Einde inhoudsopgave
Verdrag van de Verenigde Naties tegen de sluikhandel in verdovende middelen en psychotrope stoffen
Artikel 9 Andere vormen van samenwerking en opleiding
Geldend
Geldend vanaf 11-11-1990
- Redactionele toelichting
Het begrip 'property/biens' is steeds vertaald met 'voorwerpen', zijnde de term die gebezigd wordt in het wetsvoorstel tot wijziging van de Wetboeken van Strafrecht en Strafvordering, dat op 05-04-1990 ter overweging werd voorgelegd aan de Tweede Kamer der Staten-Generaal (zie Kamerstuk II 1989/1990, 21 504 nrs. 1 en 2, alsmede, in het bijzonder, nr. 3 paragraaf 4.2).
- Bronpublicatie:
20-12-1988, Trb. 1990, 94 (uitgifte: 06-07-1990, kamerstukken/regelingnummer: -)
- Inwerkingtreding
11-11-1990
- Bronpublicatie inwerkingtreding:
13-10-1993, Trb. 1993, 140 (uitgifte: 01-01-1993, kamerstukken/regelingnummer: -)
- Vakgebied(en)
Materieel strafrecht / Delicten Wetboek van Strafrecht
Internationaal publiekrecht / Verdragenrecht
Internationaal strafrecht / Bijzondere onderwerpen
1.
De Partijen werken nauw met elkaar samen, op een wijze die verenigbaar is met onderscheiden nationale rechts- en bestuursstelsels, teneinde de doeltreffendheid te vergroten van de opsporing en wetshandhaving met het oog op de bestrijding van in overeenstemming met artikel 3, eerste lid, strafbaar gestelde feiten. In het bijzonder zullen zij, op grond van bilaterale of multilaterale overeenkomsten of regelingen:
- a.
verbindingskanalen tussen hun bevoegde instanties en diensten tot stand brengen en onderhouden om de veilige en snelle uitwisseling van gegevens aangaande alle aspecten van in overeenstemming met artikel 3, eerste lid, strafbaar gestelde feiten te vergemakkelijken, waaronder begrepen verbanden met andere misdadige praktijken, indien de betrokken Partijen dit passend achten;
- b.
met elkaar samenwerken in het uitvoeren van onderzoeken aangaande in overeenstemming met artikel 3, eerste lid, strafbaar gestelde feiten die een internationaal karakter hebben, wat betreft:
- (i)
de identiteit, verblijfplaats en activiteiten van personen die ervan worden verdacht te zijn betrokken bij in overeenstemming met artikel 3, eerste lid, strafbaar gestelde feiten;
- (ii)
het verkeer van uit het begaan van dergelijke strafbare feiten verworven opbrengsten en voorwerpen;
- (iii)
het verkeer van verdovende middelen, psychotrope stoffen, stoffen in Tabel I en Tabel II van dit Verdrag en hulpmiddelen die worden of zijn bestemd om te worden gebruikt bij het begaan van dergelijke strafbare feiten;
- c.
in passende gevallen en indien dit niet in strijd is met het nationale recht, gezamenlijke teams vormen voor de uitvoering van de bepalingen van dit lid, met inachtneming van de noodzaak van het beschermen van de veiligheid van personen en operaties.
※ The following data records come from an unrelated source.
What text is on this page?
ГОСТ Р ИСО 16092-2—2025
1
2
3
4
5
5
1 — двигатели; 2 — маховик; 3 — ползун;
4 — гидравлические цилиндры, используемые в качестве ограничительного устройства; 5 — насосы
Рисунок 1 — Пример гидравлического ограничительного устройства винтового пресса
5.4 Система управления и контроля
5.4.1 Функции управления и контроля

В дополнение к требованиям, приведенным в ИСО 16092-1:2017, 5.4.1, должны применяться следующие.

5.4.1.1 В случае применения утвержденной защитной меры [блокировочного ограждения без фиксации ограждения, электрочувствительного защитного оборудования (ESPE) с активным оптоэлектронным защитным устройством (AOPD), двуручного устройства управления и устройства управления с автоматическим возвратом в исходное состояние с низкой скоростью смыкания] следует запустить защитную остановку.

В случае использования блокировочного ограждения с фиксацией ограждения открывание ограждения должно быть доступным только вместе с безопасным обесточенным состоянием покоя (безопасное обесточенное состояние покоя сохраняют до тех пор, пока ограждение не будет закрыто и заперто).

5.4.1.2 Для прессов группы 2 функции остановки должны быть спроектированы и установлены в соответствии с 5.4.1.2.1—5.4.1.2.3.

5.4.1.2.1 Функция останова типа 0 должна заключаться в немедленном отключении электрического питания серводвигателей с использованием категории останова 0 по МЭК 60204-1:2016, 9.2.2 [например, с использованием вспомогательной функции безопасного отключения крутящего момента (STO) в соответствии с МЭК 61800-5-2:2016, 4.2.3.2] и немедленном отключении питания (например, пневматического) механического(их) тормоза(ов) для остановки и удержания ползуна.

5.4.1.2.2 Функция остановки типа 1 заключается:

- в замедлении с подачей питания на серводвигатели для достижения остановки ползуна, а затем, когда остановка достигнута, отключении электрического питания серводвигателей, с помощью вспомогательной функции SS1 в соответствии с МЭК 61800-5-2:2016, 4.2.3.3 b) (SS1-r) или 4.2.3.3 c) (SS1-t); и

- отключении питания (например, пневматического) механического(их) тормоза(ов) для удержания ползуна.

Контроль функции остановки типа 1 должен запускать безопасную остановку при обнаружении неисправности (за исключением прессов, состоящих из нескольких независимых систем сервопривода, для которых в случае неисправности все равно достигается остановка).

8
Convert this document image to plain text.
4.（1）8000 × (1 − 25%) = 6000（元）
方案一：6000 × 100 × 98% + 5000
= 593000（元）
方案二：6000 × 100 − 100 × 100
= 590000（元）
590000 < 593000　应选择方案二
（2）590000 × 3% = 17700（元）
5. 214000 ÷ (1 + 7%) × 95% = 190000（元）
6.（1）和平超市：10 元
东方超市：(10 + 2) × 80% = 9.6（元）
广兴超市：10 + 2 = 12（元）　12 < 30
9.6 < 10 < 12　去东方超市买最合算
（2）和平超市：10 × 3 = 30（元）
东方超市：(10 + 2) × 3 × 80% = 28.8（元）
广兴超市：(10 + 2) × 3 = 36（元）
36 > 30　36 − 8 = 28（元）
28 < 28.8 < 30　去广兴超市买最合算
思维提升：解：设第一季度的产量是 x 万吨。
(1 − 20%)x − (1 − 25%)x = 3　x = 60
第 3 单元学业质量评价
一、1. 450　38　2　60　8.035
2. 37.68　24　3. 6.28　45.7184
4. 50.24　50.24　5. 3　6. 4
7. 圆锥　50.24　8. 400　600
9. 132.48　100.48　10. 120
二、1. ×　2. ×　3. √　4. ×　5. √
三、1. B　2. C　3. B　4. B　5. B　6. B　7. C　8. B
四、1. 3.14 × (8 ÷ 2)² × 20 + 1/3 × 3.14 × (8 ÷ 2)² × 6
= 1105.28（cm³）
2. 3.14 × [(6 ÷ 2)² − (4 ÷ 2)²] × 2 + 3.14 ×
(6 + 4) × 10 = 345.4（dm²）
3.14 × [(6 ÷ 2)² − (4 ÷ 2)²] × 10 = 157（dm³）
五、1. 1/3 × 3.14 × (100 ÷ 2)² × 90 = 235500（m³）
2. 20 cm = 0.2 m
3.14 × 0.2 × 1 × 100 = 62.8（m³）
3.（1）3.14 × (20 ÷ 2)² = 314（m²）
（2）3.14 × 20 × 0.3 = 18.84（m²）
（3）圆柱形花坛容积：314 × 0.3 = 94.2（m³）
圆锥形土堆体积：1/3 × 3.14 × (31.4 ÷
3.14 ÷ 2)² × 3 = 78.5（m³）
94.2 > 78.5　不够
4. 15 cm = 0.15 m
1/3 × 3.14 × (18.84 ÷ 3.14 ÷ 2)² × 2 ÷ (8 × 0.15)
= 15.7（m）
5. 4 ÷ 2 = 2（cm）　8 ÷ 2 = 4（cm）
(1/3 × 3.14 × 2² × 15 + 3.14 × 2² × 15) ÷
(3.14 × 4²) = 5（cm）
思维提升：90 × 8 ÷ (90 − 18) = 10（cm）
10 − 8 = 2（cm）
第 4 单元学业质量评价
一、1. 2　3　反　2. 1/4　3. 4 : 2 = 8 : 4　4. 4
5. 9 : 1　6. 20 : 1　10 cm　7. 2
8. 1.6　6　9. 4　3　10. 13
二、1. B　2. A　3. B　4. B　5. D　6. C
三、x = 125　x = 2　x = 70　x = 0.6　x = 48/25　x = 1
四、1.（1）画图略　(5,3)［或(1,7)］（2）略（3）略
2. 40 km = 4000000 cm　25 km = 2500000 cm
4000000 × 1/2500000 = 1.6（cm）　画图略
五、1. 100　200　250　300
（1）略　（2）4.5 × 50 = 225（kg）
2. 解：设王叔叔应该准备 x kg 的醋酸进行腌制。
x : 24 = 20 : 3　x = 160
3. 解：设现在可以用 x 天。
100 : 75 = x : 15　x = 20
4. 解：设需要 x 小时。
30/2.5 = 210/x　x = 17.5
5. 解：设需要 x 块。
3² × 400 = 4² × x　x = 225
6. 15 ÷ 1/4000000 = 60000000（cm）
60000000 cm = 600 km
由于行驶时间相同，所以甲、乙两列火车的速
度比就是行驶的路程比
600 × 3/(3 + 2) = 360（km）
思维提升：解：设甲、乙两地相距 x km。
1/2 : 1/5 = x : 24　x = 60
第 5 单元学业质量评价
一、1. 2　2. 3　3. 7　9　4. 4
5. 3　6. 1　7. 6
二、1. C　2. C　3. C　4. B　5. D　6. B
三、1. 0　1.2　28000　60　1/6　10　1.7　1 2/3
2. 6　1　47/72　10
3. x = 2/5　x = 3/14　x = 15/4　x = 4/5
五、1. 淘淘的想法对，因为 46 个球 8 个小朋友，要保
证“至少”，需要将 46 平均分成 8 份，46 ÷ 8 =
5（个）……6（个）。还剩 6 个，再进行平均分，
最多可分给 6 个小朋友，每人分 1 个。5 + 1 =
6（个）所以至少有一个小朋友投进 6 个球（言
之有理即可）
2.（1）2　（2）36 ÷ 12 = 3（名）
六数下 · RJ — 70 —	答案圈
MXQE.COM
De functionarissen van een Partij die deel uitmaken van een dergelijk team moeten zich houden aan de aanwijzingen van de bevoegde autoriteiten van de Partij op het grondgebied waarvan de operatie plaats vindt; in al deze gevallen dragen de betrokken Partijen er zorg voor dat de soevereiniteit van de Partij op het grondgebied waarvan de operatie plaats vindt, ten volle wordt geëerbiedigd;
- d.
wanneer van toepassing, de benodigde hoeveelheden stoffen verstrekken voor analyse of opsporingsonderzoek;
- e.
doeltreffende coördinatie tussen hun bevoegde instanties en diensten vergemakkelijken, en de uitwisseling bevorderen van personeel en andere deskundigen, waaronder begrepen de detachering van verbindingsfunctionarissen.
2.
Elke Partij zal, voor zover nodig, gerichte opleidingsprogramma's opzetten, ontwikkelen of verbeteren voor haar wetshandhavend en ander personeel, waaronder begrepen douanebeambten, dat belast is met de bestrijding van in overeenstemming met artikel 3, eerste lid, strafbaar gestelde feiten. In deze programma's dienen in het bijzonder de volgende onderwerpen aan de orde te komen:
- a.
methoden die worden gebruikt bij de opsporing en bestrijding van in overeenstemming met artikel 3, eerste lid, strafbaar gestelde feiten;
- b.
routes en methoden die worden gebruikt door personen die ervan worden verdacht te zijn betrokken bij in overeenstemming met artikel 3, eerste lid, strafbaar gestelde feiten, in het bijzonder in Staten van doorvoer, en passende maatregelen hiertegen;
- c.
toezicht op de in- en uitvoer van verdovende middelen, psychotrope stoffen en in Tabel I en Tabel II genoemde stoffen;
- d.
opsporing van en toezicht op het verkeer van opbrengsten en voorwerpen verworven uit in overeenstemming met artikel 3, eerste lid, strafbaar gestelde feiten, en verdovende middelen, psychotrope stoffen en in Tabel I en Tabel II genoemde stoffen, en hulpmiddelen die worden of zijn bestemd om te worden gebruikt bij het begaan van deze feiten;
- e.
methoden die worden gebruikt voor het overdragen, verbergen of verhullen van deze opbrengsten, goederen en hulpmiddelen;
- f.
het verzamelen van bewijs;
- g.
methoden voor het houden van toezicht in vrijhandelszones en vrijhavens;
- h.
moderne technieken voor opsporing en wetshandhaving.
3.
De Partijen helpen elkaar bij het ontwerpen en uitvoeren van onderzoeks- en opleidingsprogramma's die tot doel hebben hun deskundigheid op de in het tweede lid van dit artikel bedoelde gebieden te delen, en zij maken hiervoor tevens gebruik, wanneer dat passend wordt geacht, van regionale en internationale conferenties en studiebijeenkomsten voor het bevorderen van de samenwerking en het aanmoedigen van de bespreking van problemen van wederzijds belang, waaronder begrepen de bijzondere problemen en behoeften van Staten van doorvoer.